6. An automated pump testing apparatus according to claim 1, wherein: the test terminal (420) is a resiliently compressible metal terminal; a lateral limiting lug (4261) is arranged on the lateral limiting plate (426); the test push plate (424) and the test baffle (422) are respectively provided with a sealing rubber ring in sealing connection with a water inlet pipe or a water outlet pipe of the tested pump body in the test plug holes (425); the test plug holes (425) on the test baffle plate (422) are used for being plugged into the water inlet pipe of the tested pump body, and the outer parts of the test plug holes (425) on the test baffle plate (422) are connected with the water supply pipe; the test plug hole (425) on the test push plate (424) is used for being plugged into the water outlet pipe of the tested pump body, and the outer part of the test plug hole (425) on the test push plate (424) is connected with the water return pipe.

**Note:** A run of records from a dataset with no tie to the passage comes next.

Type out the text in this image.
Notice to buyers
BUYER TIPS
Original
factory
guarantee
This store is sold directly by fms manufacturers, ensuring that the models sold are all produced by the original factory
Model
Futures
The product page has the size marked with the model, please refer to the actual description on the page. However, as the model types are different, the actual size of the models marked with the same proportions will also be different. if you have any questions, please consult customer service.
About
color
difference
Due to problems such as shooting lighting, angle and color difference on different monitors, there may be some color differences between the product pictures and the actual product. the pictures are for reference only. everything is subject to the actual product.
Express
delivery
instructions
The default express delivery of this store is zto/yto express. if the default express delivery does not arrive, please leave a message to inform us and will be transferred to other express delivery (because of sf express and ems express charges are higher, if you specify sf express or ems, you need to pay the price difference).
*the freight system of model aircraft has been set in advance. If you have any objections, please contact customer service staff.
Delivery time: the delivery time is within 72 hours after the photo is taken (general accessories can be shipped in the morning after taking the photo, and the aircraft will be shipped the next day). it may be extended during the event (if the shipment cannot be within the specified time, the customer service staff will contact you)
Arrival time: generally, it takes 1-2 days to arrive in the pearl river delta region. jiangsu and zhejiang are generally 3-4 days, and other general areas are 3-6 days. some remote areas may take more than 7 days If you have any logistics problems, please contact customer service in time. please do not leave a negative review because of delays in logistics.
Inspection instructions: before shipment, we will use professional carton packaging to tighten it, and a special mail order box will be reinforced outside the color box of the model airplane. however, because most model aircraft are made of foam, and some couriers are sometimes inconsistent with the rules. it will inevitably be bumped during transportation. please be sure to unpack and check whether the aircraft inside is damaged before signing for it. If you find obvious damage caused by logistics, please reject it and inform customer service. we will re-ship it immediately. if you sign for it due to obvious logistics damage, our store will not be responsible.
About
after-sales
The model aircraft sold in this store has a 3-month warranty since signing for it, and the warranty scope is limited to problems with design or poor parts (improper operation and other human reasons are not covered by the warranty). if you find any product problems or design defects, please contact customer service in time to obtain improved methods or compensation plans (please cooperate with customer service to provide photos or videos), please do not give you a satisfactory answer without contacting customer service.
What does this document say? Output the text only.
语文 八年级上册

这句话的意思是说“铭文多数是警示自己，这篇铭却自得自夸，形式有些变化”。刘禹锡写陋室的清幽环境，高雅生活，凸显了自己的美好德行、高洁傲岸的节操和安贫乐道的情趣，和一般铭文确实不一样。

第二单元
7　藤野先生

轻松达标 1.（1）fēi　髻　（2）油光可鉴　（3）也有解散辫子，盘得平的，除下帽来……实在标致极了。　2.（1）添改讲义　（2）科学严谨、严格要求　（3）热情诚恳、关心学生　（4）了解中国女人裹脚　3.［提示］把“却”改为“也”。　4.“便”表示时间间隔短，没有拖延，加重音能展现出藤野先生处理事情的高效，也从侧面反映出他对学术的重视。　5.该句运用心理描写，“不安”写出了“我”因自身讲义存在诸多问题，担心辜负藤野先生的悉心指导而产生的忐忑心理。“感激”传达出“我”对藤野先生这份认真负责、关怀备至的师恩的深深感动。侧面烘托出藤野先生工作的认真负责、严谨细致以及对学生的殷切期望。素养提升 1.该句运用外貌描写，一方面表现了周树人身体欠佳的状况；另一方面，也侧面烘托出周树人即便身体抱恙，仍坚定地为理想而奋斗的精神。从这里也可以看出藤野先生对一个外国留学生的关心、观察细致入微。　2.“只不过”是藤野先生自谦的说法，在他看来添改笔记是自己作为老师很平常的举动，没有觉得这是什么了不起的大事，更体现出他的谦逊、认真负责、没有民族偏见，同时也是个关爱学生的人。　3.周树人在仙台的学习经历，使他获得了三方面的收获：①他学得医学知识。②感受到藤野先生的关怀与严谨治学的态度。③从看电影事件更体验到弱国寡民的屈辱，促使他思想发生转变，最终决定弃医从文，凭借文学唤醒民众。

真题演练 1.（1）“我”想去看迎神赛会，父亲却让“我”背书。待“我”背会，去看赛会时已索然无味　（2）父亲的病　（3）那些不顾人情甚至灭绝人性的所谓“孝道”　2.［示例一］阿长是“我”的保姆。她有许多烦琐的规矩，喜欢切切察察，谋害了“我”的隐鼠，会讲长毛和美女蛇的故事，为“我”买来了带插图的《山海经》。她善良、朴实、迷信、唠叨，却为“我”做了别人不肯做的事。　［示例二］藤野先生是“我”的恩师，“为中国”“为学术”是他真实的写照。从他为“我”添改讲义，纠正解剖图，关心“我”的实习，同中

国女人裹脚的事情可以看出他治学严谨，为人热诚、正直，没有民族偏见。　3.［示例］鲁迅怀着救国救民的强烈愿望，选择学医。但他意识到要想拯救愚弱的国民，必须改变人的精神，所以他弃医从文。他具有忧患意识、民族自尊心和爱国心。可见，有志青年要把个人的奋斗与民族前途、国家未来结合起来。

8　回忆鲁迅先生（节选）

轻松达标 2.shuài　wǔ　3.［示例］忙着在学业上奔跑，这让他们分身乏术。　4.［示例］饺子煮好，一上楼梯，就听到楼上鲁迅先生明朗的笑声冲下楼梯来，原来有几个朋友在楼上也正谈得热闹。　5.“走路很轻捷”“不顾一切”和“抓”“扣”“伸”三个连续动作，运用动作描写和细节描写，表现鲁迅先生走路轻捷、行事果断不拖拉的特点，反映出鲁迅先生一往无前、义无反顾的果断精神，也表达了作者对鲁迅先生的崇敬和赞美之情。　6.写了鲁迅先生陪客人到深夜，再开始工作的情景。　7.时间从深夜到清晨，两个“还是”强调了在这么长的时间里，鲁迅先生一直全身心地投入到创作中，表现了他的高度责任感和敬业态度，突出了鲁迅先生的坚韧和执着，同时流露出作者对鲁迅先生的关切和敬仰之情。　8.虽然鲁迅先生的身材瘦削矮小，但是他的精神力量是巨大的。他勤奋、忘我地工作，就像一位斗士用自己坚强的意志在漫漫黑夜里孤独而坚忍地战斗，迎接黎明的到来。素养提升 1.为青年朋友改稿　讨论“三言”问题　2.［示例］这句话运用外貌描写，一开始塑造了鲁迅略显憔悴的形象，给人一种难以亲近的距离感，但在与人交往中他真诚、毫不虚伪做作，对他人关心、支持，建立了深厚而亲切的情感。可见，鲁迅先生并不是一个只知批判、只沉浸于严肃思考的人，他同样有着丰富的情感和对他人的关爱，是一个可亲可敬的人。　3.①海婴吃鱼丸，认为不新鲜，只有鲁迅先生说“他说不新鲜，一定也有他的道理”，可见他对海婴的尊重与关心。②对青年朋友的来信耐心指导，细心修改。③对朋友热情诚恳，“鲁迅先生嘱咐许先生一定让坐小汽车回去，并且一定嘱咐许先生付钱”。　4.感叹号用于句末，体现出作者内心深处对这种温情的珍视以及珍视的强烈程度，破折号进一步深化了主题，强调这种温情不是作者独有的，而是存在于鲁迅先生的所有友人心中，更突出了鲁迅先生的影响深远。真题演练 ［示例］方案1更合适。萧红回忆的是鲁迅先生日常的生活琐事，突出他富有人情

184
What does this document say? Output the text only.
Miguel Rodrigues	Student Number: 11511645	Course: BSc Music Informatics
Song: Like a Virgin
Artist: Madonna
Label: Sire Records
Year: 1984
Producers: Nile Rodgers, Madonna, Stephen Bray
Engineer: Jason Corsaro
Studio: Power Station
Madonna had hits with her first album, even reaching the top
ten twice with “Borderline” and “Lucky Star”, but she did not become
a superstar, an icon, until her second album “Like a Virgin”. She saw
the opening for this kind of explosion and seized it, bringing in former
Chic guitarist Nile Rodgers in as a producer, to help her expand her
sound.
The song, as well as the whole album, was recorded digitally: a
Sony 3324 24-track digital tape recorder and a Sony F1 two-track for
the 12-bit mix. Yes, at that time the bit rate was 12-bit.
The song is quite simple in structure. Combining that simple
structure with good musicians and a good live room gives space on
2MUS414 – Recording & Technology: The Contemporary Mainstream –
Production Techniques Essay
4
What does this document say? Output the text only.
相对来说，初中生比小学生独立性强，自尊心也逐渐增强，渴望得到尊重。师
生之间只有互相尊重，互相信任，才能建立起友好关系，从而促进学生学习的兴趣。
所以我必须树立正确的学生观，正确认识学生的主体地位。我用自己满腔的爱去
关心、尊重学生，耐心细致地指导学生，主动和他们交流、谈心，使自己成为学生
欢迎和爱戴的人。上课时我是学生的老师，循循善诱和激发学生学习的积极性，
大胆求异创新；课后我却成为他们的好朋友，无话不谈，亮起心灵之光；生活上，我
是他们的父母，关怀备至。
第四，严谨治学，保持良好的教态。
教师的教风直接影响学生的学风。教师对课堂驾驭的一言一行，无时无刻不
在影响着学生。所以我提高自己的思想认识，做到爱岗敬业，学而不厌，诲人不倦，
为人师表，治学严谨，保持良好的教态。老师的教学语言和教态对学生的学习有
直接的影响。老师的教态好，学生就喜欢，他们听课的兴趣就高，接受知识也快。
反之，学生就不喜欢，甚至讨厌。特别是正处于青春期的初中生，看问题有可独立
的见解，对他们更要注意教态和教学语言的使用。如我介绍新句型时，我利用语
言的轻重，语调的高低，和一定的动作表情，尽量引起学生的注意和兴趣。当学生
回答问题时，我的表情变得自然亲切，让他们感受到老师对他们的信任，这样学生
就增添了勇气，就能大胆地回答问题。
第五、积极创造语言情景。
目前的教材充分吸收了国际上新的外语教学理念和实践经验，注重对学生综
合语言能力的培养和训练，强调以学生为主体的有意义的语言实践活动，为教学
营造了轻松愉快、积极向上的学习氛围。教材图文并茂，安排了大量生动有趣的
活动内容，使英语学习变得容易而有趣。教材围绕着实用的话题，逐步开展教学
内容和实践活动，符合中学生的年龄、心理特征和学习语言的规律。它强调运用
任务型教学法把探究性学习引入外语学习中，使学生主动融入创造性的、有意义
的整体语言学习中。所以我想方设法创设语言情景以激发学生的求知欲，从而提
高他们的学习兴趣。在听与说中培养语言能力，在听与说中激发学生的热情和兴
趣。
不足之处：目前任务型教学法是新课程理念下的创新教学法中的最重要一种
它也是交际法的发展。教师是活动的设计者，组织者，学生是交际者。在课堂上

7. An automated pump testing apparatus according to claim 1, wherein: the automatic feeding and clamping device for the defective products comprises an outer mechanical arm mechanism (5) and a defective product containing device (6), wherein the outer mechanical arm mechanism (5) comprises an outer horizontal guide rail assembly (51) and an outer vertical guide rail assembly (52) arranged on the outer horizontal guide rail assembly (51), an outer feeding clamping cylinder (53) is arranged on the outer vertical guide rail assembly (52), and an outer pump clamping hand (54) is arranged at the output end of the outer feeding clamping cylinder (53); the defective product containing device (6) is used for containing defective products which are not detected.

8. An automated pump testing apparatus according to claim 1, wherein: the liquid supply system is used for supplying liquid to the test container, and the liquid reflux system is used for recovering the detected liquid for detection.